COMPOSITION DE LA COUR :

L'affaire a été débattue le 13 février 2012, en audience publique, le rapport entendu conformément à l'article 785 du code de procédure civile, devant la Cour composée de :

Monsieur François GRANDPIERRE, Président de chambre
Madame Brigitte HORBETTE, Conseiller
Madame Dominique GUEGUEN, Conseiller

qui en ont délibéré



Greffier, lors des débats : Mme Noëlle KLEIN



ARRET :

- contradictoire
-rendu publiquement par Monsieur François GRANDPIERRE, Président de chambre
-par mise à disposition de l'arrêt au greffe de la Cour, les parties en ayant été préalablement avisées dans les conditions prévues au deuxième alinéa de l'article 450 du code de procédure civile.
- signé par Monsieur François GRANDPIERRE, Président et par Madame Noëlle KLEIN, greffier, auquel la minute de la décision a été remise par le magistrat signataire.



******************

A la suite d'un incendie survenu le 11 juin 1997, l'immeuble sis à Beauvais (Oise) appartenant aux consorts I...-J...et assuré auprès de la Mutuelle des Architectes Français (MAF), a été gravement endommagé, le deuxième étage de l'immeuble ayant été détruit.

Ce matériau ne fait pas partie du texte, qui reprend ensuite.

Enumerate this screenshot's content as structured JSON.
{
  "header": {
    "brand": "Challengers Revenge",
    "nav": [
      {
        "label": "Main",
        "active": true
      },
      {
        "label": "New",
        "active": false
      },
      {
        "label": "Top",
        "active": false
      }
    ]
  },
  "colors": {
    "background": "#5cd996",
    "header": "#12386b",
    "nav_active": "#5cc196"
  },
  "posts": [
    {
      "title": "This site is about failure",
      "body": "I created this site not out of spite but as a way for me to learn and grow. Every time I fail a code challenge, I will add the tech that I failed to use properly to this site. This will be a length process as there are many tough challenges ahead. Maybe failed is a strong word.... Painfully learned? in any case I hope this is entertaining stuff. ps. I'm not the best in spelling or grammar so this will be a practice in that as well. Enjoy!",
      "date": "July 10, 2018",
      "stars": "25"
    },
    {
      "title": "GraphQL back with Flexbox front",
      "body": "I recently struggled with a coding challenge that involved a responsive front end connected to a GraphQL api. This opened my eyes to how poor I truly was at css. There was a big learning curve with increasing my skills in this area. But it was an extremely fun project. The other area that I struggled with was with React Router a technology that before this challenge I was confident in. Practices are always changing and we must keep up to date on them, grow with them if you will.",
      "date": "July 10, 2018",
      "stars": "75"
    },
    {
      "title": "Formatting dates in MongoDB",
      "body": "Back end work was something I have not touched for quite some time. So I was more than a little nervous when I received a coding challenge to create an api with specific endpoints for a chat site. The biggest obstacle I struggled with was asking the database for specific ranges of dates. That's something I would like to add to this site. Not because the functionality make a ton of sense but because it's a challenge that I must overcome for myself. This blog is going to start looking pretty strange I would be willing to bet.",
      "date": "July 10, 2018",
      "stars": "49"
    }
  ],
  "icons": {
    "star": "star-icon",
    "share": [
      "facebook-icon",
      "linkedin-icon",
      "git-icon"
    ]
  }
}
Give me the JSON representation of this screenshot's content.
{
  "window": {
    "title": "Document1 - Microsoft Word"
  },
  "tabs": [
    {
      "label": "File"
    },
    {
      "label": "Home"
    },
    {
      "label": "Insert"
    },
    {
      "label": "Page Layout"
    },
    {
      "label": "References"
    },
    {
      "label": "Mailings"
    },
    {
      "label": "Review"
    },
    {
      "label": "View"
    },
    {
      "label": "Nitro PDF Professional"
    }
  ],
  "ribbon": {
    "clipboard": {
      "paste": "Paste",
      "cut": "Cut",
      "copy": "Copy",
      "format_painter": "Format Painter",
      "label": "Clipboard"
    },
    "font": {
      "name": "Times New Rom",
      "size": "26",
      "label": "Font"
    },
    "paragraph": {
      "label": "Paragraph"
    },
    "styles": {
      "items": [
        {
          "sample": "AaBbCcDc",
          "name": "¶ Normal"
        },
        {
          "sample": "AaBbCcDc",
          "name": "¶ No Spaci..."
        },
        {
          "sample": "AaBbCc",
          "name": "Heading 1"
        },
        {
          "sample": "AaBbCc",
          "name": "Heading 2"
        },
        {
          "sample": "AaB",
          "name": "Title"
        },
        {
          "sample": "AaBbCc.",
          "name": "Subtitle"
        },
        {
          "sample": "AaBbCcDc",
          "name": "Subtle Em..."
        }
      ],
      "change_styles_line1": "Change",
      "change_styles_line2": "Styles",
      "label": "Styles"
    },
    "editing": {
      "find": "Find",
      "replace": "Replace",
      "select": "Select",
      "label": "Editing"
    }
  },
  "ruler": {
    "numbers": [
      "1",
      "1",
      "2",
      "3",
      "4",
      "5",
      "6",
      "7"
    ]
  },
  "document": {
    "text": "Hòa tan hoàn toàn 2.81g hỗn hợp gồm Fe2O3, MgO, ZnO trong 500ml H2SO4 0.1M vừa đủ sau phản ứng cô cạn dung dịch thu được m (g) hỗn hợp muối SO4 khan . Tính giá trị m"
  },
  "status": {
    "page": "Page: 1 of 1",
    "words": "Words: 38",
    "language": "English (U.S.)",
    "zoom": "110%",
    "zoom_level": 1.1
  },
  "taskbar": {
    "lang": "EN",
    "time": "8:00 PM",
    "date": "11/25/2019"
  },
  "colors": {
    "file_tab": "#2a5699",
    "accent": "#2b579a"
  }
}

Par jugement du tribunal correctionnel de Beauvais en date du 6 mai 1999, M. Frédéric A...et M. G...ont été condamnés pour avoir involontairement endommagé ledit immeuble et par ordonnance du juge des référés du tribunal de grande instance de Beauvais en date du 2 juillet 1998, M. Gérard D...a été désigné en qualité d'expert judiciaire avec mission de déposer un rapport sur les conditions dans lesquelles l'immeuble pouvait ou non être reconstruit et de chiffrer le coût de la réfection de l'immeuble.

L'immeuble a fait l'objet d'une procédure d'expropriation engagée le 12 avril 2002 par la ville de Beauvais qui se terminera le 17 février 2005, l'immeuble sera finalement entièrement démoli.

Après deux dires adressés par le conseil de la Mutuelle Assurance des Commerçants et Industriels de France, dite MACIF, M. D...a déposé son rapport le 23 novembre 2004 et entre-temps, les consorts I...-J...ont engagé un certain nombre de procédures à l'encontre de M. A...et de la MACIF aux fins d'obtenir l'indemnisation de leur préjudice matériel et immatériel, en ce compris les pertes de loyers subies depuis la survenance du sinistre.

De leur côté, M. A...et la MACIF, aux fins de voir chiffrer le préjudice matériel subi par les consorts I...-J...et de faire les comptes entre les parties, ont saisi le 21 juillet 2005 le tribunal de grande instance de Beauvais, lequel, par jugement du 23 avril 2007, a :- désigné M. H..., expert immobilier, pour donner son avis sur la valeur actuelle de cet immeuble s'il n'avait pas été détruit, compte tenu de son état, de son agencement, de sa distribution et des revenus locatifs qu'il procurait au jour du sinistre,
- fixé la créance des consorts I...-J...au titre de l'indemnisation des pertes de loyers pour la période du 11 avril 2003 au 17 février 2005 à la somme de 196 217, 15 €,
- statué sur les intérêts et sur diverses demandes des consorts I...-J..., sursis à statuer sur d'autres demandes de ces derniers,
- fixé à 6000 € pour M.
I...
et 3000 € pour Mlle
J...
les créances de dommages et intérêts en réparation de leur préjudice moral,
- sursis à statuer sur l'établissement des comptes entres les parties.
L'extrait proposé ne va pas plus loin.